04 outubro 2016

O encanto da segunda linha


O que têm em comum Mértola no Guadiana, Silves no Arade, Alcácer do Sal no Sado, Montemor-o-Velho no Mondego e até mesmo Santarém no Tejo? São as cidades de segunda linha nos respetivos rios e todas elas, mais tarde ou mais cedo, foram perdendo importância, ou por alteração dos circuitos comerciais, ou por consolidação e garantia de segurança contra a pirataria nas suas correspondentes, mais expostas na costa.

As cidades de segunda linha têm o encanto do que já foi. De uma certa forma pararam no tempo ou o tempo principal passou a correr desviado delas. Nas suas ruas, hoje menos do que já foram, correm cheiros de outros tempos. As ruas antigas fluem e cruzam-se sem pressas, irremediavelmente ultrapassadas. Os cais já não se vêm, ou se se existir algo mais do que a sua memória não terão barcos ou, se os houver, não estarão atarefados a carregar e a descarregar mercadorias.

Eu gosto de cidades de segunda linha, desamparadas. A sua despromoção ensina-nos. A evolução é complexa e muitas vezes imprevisível; a riqueza é construída e também tributária de circunstâncias não dominadas; o decair pode não significa acabar, mas recomeçar de outra forma.

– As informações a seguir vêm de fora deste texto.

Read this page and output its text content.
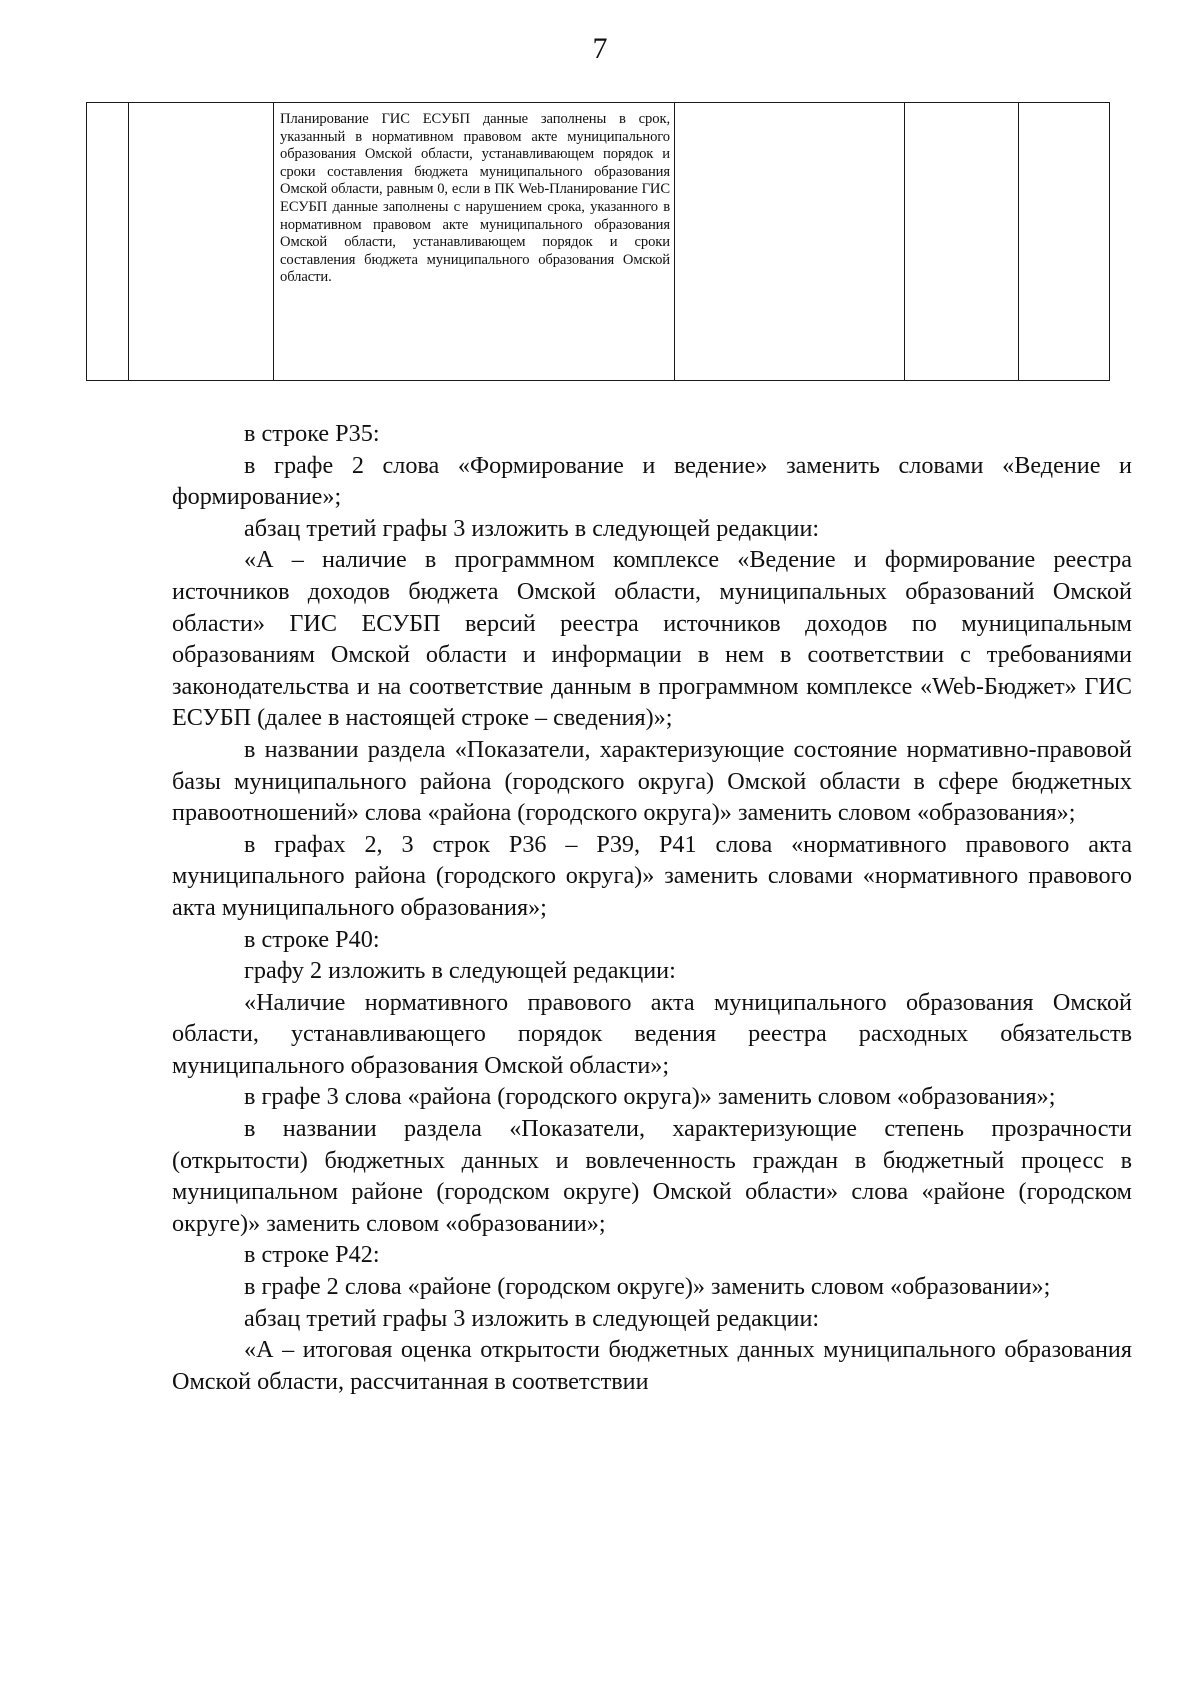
7

Планирование ГИС ЕСУБП данные заполнены в срок, указанный в нормативном правовом акте муниципального образования Омской области, устанавливающем порядок и сроки составления бюджета муниципального образования Омской области, равным 0, если в ПК Web-Планирование ГИС ЕСУБП данные заполнены с нарушением срока, указанного в нормативном правовом акте муниципального образования Омской области, устанавливающем порядок и сроки составления бюджета муниципального образования Омской области.

в строке Р35:

в графе 2 слова «Формирование и ведение» заменить словами «Ведение и формирование»;

абзац третий графы 3 изложить в следующей редакции:

«А – наличие в программном комплексе «Ведение и формирование реестра источников доходов бюджета Омской области, муниципальных образований Омской области» ГИС ЕСУБП версий реестра источников доходов по муниципальным образованиям Омской области и информации в нем в соответствии с требованиями законодательства и на соответствие данным в программном комплексе «Web-Бюджет» ГИС ЕСУБП (далее в настоящей строке – сведения)»;

в названии раздела «Показатели, характеризующие состояние нормативно-правовой базы муниципального района (городского округа) Омской области в сфере бюджетных правоотношений» слова «района (городского округа)» заменить словом «образования»;

в графах 2, 3 строк Р36 – Р39, Р41 слова «нормативного правового акта муниципального района (городского округа)» заменить словами «нормативного правового акта муниципального образования»;

в строке Р40:

графу 2 изложить в следующей редакции:

«Наличие нормативного правового акта муниципального образования Омской области, устанавливающего порядок ведения реестра расходных обязательств муниципального образования Омской области»;

в графе 3 слова «района (городского округа)» заменить словом «образования»;

в названии раздела «Показатели, характеризующие степень прозрачности (открытости) бюджетных данных и вовлеченность граждан в бюджетный процесс в муниципальном районе (городском округе) Омской области» слова «районе (городском округе)» заменить словом «образовании»;

в строке Р42:

в графе 2 слова «районе (городском округе)» заменить словом «образовании»;

абзац третий графы 3 изложить в следующей редакции:

«А – итоговая оценка открытости бюджетных данных муниципального образования Омской области, рассчитанная в соответствии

Curiosamente, para o Douro não existe nenhuma cidade de segunda linha nas suas margens agrestes. Foi o rio que não deixou ou o Porto que não precisou? A primeira urbe interior intrinsecamente ligada ao rio surge apenas no Peso da Régua, mas o seu desenvolvimento é relativamente recente e num contexto muito específico. As cidades da bacia do Douro, Penafiel, Amarante, Lamego e Vila Real, não estão nele mas nos afluentes e não puseram (julgo eu) barcos na água. Um rio diferente.

2 comentários:

jorge neves disse...

Esta está bem imaginada

Carlos Sampaio disse...

Imaginada, mesmo imaginada é a anterior.. mas com imaginar no sentido de fazer/construir uma imagem, estou de acordo e agradeço. Gostei bastante de escrever este texto.